C&T Publishing is a midsize, family-run, independent publisher of quilting, sewing, and crafting books based in Concord, CA. It was founded in 1983 by Carolie and Tom Hensley, owners of The Cotton Patch, a quilting and sewing supplies store in Lafayette, CA. Roberta Horton, a friend of Carolie's, wanted to publish a book on Amish-inspired quilting, so Carolie and Tom raised money from friends and followed do-it-yourself advice from a library book to publish their very first book, An Amish Adventure. The first edition sold 90,000 copies. The business grew from there, and Carolie and Tom's sons, Todd and Tony Hensley, purchased it from their parents in 1990. Since then, C&T has introduced two new imprints: Stash Books and FunStitch Studio, as well as a website, Patternspot.com, where quilt patterns can be posted and purchased directly by consumers. C&T Publishing has also made efforts to become more environmentally friendly, becoming a certified Bay Area Green Business especially in light of the trend for green quilting projects. In Summer 2015, C&T also acquired Kansas City Star Quilts. Authors published with C&T include Barbara Brackman, Yvonne Porcella, and Michael James. C&T Publishing books are distributed in the book trade by Simon & Schuster and in the UK by Search Press (since 2014).

== Stash Books ==
The 2010 launch of this imprint, which publishes handmade fabric arts books at lower price points than C&T's other books, signaled C&T's new focus on the book trade (the company had previously sold mainly to quilt stores and craft chains and through craft distributors). The books have minimalistic aesthetic with a lot of white space and set-shot photography. Publishers Weekly called the launch "a key factor in driving up sales" for C&T Publishing, leading to a 47% increase in sales in 2010. 10 of the books published in 2010 under Stash Books were reprinted within the following year. As of 2014, Stash Books made up about half of the publisher's catalogue. One of the books from this imprint, Sew Adorkable by Samarra Khaja, won the Gold in the Craft Book category in the PubWest Book Design Awards in 2016.

== FunStitch Studio ==
The success of the Stash Books imprint led to the creation of FunStitch Studio, an imprint aimed at kids ages 8–14, in 2013. This imprint released 12 titles within its first year, and C&T Publishing's best-selling book of 2013, We Love to Sew, by Annabel Wrigley came from this imprint. The imprint then released 10 titles in 2014. Due to the success of this imprint and Stash Books, C&T Publishing was named one of Publishers Weekly's 11 Fast-Growing Independent Publishers for 2013. Two of the books from this imprint, The Amazing Stitching Handbook for Kids by Kristin Nicholas and Girl's Guide to DIY Fashion by Rachel Low, won the Silver and Gold respectively in the Craft Book category in the PubWest Book Design Awards in 2016.

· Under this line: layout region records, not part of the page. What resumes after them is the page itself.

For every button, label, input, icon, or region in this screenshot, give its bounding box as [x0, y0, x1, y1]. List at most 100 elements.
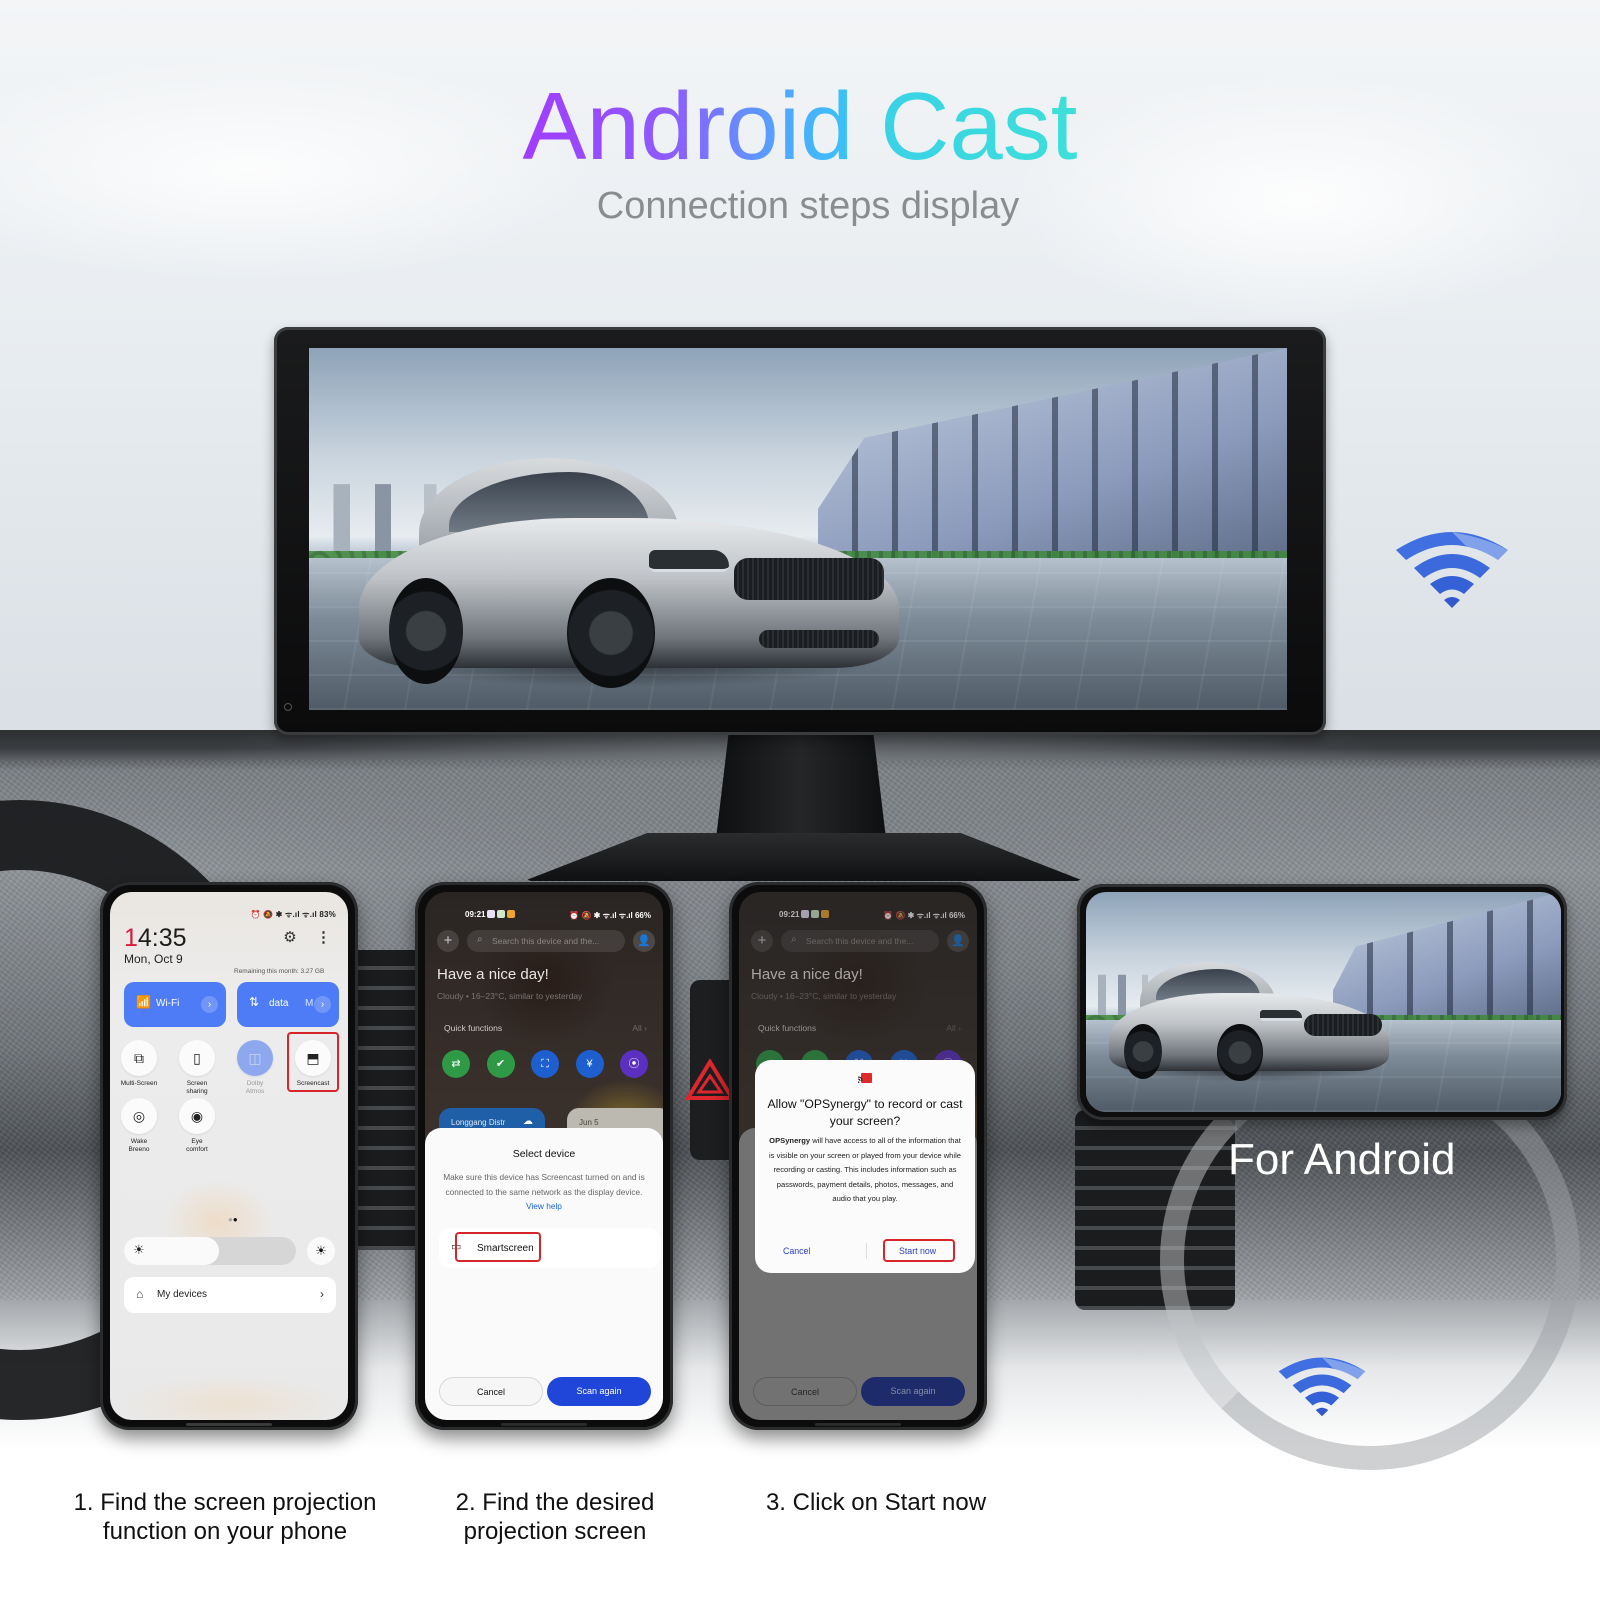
sheet-title: Select device — [512, 1148, 576, 1160]
breeno-icon: ◎ — [121, 1098, 157, 1134]
car-image — [349, 458, 909, 688]
qs-eye-comfort[interactable]: ◉ Eye comfort — [168, 1098, 226, 1154]
for-android-label: For Android — [1228, 1135, 1456, 1184]
app-wallet-icon[interactable]: ¥ — [575, 1050, 604, 1078]
quick-functions-label: Quick functions — [444, 1023, 503, 1033]
launcher-screen: 09:21 ⏰ 🔕 ✱ ᯤ.ıl ᯤ.ıl 66% + ⌕ Search thi… — [425, 892, 663, 1420]
clock-first-digit: 1 — [124, 924, 138, 952]
qs-multi-screen[interactable]: ⧉ Multi-Screen — [110, 1040, 168, 1088]
car-headlight — [1260, 1010, 1302, 1021]
wifi-icon-small — [1278, 1357, 1366, 1417]
android-phone-screen — [1086, 892, 1561, 1112]
car-grille — [734, 558, 884, 600]
app-transfer-icon[interactable]: ⇄ — [442, 1050, 470, 1078]
select-device-sheet: Select device Make sure this device has … — [425, 1128, 663, 1420]
caption-line: function on your phone — [102, 1518, 348, 1545]
data-remaining: Remaining this month: 3.27 GB — [234, 968, 325, 975]
add-icon[interactable]: + — [437, 930, 459, 952]
dialog-title: Allow "OPSynergy" to record or cast your… — [767, 1097, 963, 1128]
auto-brightness-icon[interactable]: ☀ — [307, 1237, 335, 1265]
greeting: Have a nice day! — [437, 966, 549, 983]
view-help-link[interactable]: View help — [526, 1201, 562, 1211]
android-phone-landscape — [1077, 884, 1567, 1120]
qs-label: Screen sharing — [186, 1080, 208, 1095]
car-lower-grille — [759, 630, 879, 648]
search-icon: ⌕ — [477, 934, 483, 945]
wifi-tile-label: Wi-Fi — [156, 998, 180, 1009]
home-indicator — [186, 1423, 272, 1426]
scan-again-button[interactable]: Scan again — [547, 1377, 651, 1406]
widget-location: Longgang Distr — [451, 1118, 506, 1127]
page-subtitle: Connection steps display — [596, 185, 1020, 227]
qs-label: Wake Breeno — [128, 1138, 150, 1153]
start-now-highlight — [883, 1239, 955, 1262]
car-display-monitor — [274, 327, 1326, 735]
car-grille — [1304, 1014, 1382, 1036]
wifi-icon — [1396, 532, 1508, 608]
app-camera-scan-icon[interactable]: ⦿ — [620, 1050, 648, 1078]
dialog-divider — [866, 1243, 867, 1259]
brightness-icon: ☀ — [133, 1242, 145, 1257]
qs-label: Eye comfort — [186, 1138, 208, 1153]
status-icons: ⏰ 🔕 ✱ ᯤ.ıl ᯤ.ıl 66% — [569, 911, 651, 920]
car-wheel-front — [1217, 1024, 1263, 1081]
eye-icon: ◉ — [179, 1098, 215, 1134]
date: Mon, Oct 9 — [124, 952, 183, 966]
settings-gear-icon[interactable]: ⚙ — [282, 930, 298, 946]
qs-screen-sharing[interactable]: ▯ Screen sharing — [168, 1040, 226, 1096]
camera-icon — [284, 703, 292, 711]
app-check-icon[interactable]: ✔ — [486, 1050, 515, 1078]
cancel-button[interactable]: Cancel — [439, 1377, 543, 1406]
home-indicator — [501, 1423, 587, 1426]
qs-label: Multi-Screen — [120, 1080, 158, 1087]
qs-dolby-atmos[interactable]: ◫ Dolby Atmos — [226, 1040, 284, 1096]
caption-line: projection screen — [463, 1518, 647, 1545]
caption-line: 2. Find the desired — [455, 1489, 655, 1516]
step2-phone: 09:21 ⏰ 🔕 ✱ ᯤ.ıl ᯤ.ıl 66% + ⌕ Search thi… — [415, 882, 673, 1430]
cloud-icon: ☁ — [523, 1116, 533, 1127]
step1-phone: ⏰ 🔕 ✱ ᯤ.ıl ᯤ.ıl 83% 14:35 Mon, Oct 9 ⚙ ⋮… — [100, 882, 358, 1430]
title-cast: Cast — [880, 73, 1078, 180]
car-wheel-rear — [1124, 1024, 1162, 1079]
brightness-slider[interactable]: ☀ — [124, 1237, 296, 1265]
car-wheel-front — [567, 578, 655, 688]
clock-rest: 4:35 — [137, 924, 187, 952]
chevron-right-icon[interactable]: › — [201, 996, 218, 1013]
car-image — [1104, 962, 1394, 1082]
monitor-stand-neck — [715, 732, 887, 847]
more-menu-icon[interactable]: ⋮ — [316, 928, 331, 946]
multi-screen-icon: ⧉ — [121, 1040, 157, 1076]
data-tile-label: data — [269, 998, 289, 1009]
screencast-highlight — [287, 1032, 339, 1092]
cast-permission-dialog: Allow "OPSynergy" to record or cast your… — [755, 1060, 975, 1273]
qs-wake-breeno[interactable]: ◎ Wake Breeno — [110, 1098, 168, 1154]
my-devices-row[interactable]: ⌂ My devices › — [124, 1277, 336, 1313]
weather-summary: Cloudy • 16–23°C, similar to yesterday — [437, 991, 583, 1001]
cast-icon — [858, 1073, 872, 1083]
quick-settings-screen: ⏰ 🔕 ✱ ᯤ.ıl ᯤ.ıl 83% 14:35 Mon, Oct 9 ⚙ ⋮… — [110, 892, 348, 1420]
search-placeholder: Search this device and the... — [492, 936, 600, 946]
widget-date: Jun 5 — [579, 1118, 599, 1127]
step3-phone: 09:21 ⏰ 🔕 ✱ ᯤ.ıl ᯤ.ıl 66% + ⌕ Search thi… — [729, 882, 987, 1430]
home-indicator — [815, 1423, 901, 1426]
app-scan-icon[interactable]: ⛶ — [531, 1050, 559, 1078]
dolby-icon: ◫ — [237, 1040, 273, 1076]
car-wheel-rear — [389, 578, 463, 684]
dialog-body: OPSynergy will have access to all of the… — [768, 1136, 962, 1204]
mobile-data-tile[interactable]: ⇅ data M › — [237, 982, 339, 1027]
quick-function-apps: ⇄ ✔ ⛶ ¥ ⦿ — [442, 1050, 652, 1080]
all-link[interactable]: All › — [632, 1023, 647, 1033]
step3-caption: 3. Click on Start now — [726, 1488, 1026, 1517]
status-bar: ⏰ 🔕 ✱ ᯤ.ıl ᯤ.ıl 83% — [250, 910, 336, 919]
chevron-right-icon[interactable]: › — [314, 996, 331, 1013]
my-devices-label: My devices — [157, 1289, 208, 1300]
screen-sharing-icon: ▯ — [179, 1040, 215, 1076]
home-icon: ⌂ — [136, 1287, 144, 1301]
avatar-icon[interactable]: 👤 — [633, 930, 655, 952]
step2-caption: 2. Find the desired projection screen — [405, 1488, 705, 1546]
search-input[interactable]: ⌕ Search this device and the... — [467, 930, 625, 952]
wifi-tile[interactable]: 📶 Wi-Fi › — [124, 982, 226, 1027]
caption-line: 1. Find the screen projection — [73, 1489, 377, 1516]
dialog-cancel-button[interactable]: Cancel — [783, 1246, 810, 1256]
caption-line: 3. Click on Start now — [765, 1489, 987, 1516]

== Kansas City Star Quilts ==
C&T Publishing acquired Kansas City Star Quilts, a small publishing company based in Kansas City, on July 10, 2015. This deal also included the two imprints of Kansas City Star Quilts, My Stars and Star Stitch.

== Other Products ==
All new C&T titles launch simultaneously in print and ebook format, and many out-of-print titles have been released as ebooks. The company saw a 100% increase in ebook sales in 2010 and ebook sales nearly doubled in 2013.

The company also has print-on-demand program for out-of-print books, which it began in mid-2009. The success of this program–it saw a nearly 1000% increase in sales in 2010–was one of the factors contributing to C&T Publishing being named one of Publishers Weekly’s fastest-growing independent publishers in 2013.

In the digital realm, C&T Publishing operates Patternspot.com, a site “that allows users to upload and sell their own quiltmaking and craft sewing design patterns,” Patternspot.com was launched in August 2011. The company receives a portion of the revenue from each sale, and the site also allows the publisher to monitor upcoming trends.

Beginning in 2009, C&T has also released mobile apps through the iTunes App Store, mostly content from its books and DVDs reformatted and packaged for mobile devices.

Aside from its books and digital-based enterprises, the company also has products, including kraft•tex, a specialty paper made to look and feel like leather, and gifts, including postcards, notebooks, journals, calendars, and bags.